Arrangement Graphs and Intersection Graphs of Curves

Abstract

An arrangement of a set of non-self-intersecting curves is their embedding in the Euclidean plane such that at each intersection point the curves involved cross each other. Arrangements are well-studied both in Discrete Geometry and Computational Geometry. They serve as natural sources of graphs. In this thesis, we investigate two such graph classes that naturally arise from arrangements of curves.

The first graph class, called arrangement graphs, arises directly from the embedding itself by considering the intersection points as vertices and the segments of curves whose endpoints are the only vertices in it are the edges of the graph. The second graph class, called intersection graphs of finite curves, is obtained by treating each curve as a vertex and two vertices are adjacent if their corresponding curves intersect.

We begin with arrangement graphs. A pseudoline is a curve that extends to infinity in both ends. A pseudoline arrangement is a collection of at least three pairwise crossing pseudolines. It is simple if no three pseudolines meet at a point. A pseudoline arrangement graph is obtained from a simple pseudoline arrangement. First, we solve the Pseudoline Arrangement Graph Realization Problem, that is, given a sequence of finite numbers whether there is a pseudoline arrangement graph whose list of degrees of its vertices matches with the input sequence. And if the answer is yes, then we construct the pseudoline arrangement graph. Second, we study the eccentricities of vertices in pseudoline arrangement graphs. In particular, we find the diameter of such graphs, and then characterize the vertices that have eccentricity as the diameter.

Next, we move on to intersection graphs. A string graph is the intersection graph of finite curves. When these finite curves pairwise intersect at most once, we get 1-string graphs. An outerstring graph is a string graph obtained from the arrangement of finite curves in a disk such that an endpoint of each curve lies on the boundary of the disk. Kostochka and Nesetril studied coloring 1-string graphs with girth five to address questions of Erdos and of Kratochvil and Nesetril.
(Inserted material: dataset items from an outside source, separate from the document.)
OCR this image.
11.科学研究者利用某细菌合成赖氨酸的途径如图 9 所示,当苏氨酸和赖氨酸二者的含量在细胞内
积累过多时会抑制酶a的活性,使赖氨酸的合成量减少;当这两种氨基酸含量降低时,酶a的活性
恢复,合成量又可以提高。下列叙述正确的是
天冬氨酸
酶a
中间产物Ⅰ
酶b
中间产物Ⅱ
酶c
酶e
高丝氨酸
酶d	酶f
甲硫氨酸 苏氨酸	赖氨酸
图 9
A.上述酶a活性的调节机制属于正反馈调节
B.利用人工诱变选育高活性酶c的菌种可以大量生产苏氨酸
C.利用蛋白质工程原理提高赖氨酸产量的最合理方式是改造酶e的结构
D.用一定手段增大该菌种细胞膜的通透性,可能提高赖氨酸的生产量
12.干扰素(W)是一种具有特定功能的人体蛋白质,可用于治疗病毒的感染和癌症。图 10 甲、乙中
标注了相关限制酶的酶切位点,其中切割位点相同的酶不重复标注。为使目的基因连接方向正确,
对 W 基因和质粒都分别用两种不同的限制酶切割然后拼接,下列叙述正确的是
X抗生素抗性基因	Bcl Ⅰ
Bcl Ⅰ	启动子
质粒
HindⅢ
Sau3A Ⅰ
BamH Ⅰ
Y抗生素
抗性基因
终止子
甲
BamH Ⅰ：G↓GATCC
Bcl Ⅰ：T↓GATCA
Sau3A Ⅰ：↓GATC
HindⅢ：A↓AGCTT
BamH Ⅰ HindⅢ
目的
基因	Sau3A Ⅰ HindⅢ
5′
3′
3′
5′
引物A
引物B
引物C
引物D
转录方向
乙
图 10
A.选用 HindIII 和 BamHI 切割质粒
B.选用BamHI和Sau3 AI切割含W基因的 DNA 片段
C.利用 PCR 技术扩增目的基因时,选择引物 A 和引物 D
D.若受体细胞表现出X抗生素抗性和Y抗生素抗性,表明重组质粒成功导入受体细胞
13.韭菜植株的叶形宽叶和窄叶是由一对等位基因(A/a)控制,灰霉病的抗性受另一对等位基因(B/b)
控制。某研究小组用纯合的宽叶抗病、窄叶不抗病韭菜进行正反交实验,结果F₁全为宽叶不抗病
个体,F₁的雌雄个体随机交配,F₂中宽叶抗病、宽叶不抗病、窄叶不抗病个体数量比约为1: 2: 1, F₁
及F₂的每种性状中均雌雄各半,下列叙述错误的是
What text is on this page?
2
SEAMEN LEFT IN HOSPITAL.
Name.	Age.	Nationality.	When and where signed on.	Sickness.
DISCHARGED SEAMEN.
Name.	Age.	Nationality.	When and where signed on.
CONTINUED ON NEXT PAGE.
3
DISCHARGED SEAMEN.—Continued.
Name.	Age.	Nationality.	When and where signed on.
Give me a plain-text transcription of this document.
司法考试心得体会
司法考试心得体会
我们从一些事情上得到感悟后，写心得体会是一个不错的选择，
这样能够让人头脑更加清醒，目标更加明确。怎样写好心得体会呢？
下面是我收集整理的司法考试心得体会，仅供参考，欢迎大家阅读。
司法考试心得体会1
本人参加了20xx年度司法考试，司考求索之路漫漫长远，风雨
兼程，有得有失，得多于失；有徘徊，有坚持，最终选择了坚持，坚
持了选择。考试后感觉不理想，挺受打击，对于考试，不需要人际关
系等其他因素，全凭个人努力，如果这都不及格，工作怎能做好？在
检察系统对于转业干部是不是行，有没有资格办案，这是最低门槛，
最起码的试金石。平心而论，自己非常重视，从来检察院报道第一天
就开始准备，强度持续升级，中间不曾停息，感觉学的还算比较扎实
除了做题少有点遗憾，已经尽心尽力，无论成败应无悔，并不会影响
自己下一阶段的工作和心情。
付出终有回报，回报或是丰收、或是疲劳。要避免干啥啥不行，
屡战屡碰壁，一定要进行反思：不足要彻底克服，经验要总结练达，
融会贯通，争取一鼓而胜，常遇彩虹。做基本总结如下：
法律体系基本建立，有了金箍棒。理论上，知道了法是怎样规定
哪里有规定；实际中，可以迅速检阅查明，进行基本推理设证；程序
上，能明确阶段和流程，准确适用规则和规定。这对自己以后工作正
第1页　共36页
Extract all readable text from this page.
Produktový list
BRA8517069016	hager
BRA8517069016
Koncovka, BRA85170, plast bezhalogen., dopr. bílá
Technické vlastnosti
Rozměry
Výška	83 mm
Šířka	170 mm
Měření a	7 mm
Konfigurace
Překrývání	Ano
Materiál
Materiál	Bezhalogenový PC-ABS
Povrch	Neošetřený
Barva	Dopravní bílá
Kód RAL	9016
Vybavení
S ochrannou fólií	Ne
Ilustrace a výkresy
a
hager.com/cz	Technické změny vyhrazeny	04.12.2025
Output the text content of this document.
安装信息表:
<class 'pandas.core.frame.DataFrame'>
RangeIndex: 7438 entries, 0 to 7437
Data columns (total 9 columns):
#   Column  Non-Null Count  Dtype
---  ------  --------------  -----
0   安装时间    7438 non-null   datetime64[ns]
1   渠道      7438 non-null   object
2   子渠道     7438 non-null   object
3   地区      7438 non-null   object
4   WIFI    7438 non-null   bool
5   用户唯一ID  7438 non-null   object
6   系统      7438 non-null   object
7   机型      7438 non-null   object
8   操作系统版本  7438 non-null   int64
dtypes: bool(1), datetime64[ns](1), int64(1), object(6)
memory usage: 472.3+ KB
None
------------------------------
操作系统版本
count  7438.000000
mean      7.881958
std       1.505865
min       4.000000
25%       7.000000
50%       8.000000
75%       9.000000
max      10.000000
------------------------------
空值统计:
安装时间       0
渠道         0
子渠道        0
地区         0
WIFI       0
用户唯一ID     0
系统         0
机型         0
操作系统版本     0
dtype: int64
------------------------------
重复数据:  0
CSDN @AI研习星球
In an attempt to improve these bounds we prove that outerstring graphs with girth g >= 5 and a minimum degree of at least 2 have a chain of (g-4) vertices with degree 2. This generalizes results of Ageev and of Esperet and Ochem on circle graphs: intersection graphs of chords of a circle. Our result also implies that outerstring graphs with a girth of at least five are 3-colorable, improving the previous bound of five by Gavenciak et al.

Next, we consider a geometric analog of string graphs called bend graphs (popularly known as VPG): intersection graphs of rectilinear curves. Upon fixing these rectilinear curves to be alternating horizontal and vertical line segments in the plane of at most k + 1 line segments, we obtain the graph class B(k). Clearly, B(k) are also string graphs. However, every string graph also belongs to B(k), for some k. The smallest value of k such that a string graph G \in B(k) is called its bend number. This parameter gives us a way of categorizing string graphs. Obviously B(k) \subseteq B(k+1). Chaplick et al. were the first to provide such a separating example proving that B(k) \notsubseteq B(k+1) for all k \in N, and further asked for chordal separating examples. In an attempt to answer their question, we show that there are infinitely many values of k such that there are separating examples for B(k) \notsubseteq B(k+1) that are split graphs (which are also chordal). We also prove similar results for a different variant of bend number called the proper bend number.

Finally, we close by highlighting the use of techniques developed for arrangement graphs that help to solve problems of string graphs. In particular, we reprove the result of Kostochka and Nesetril on coloring 1-string graphs with girth five by using the techniques developed while solving the pseudoline arrangement graph realization problem.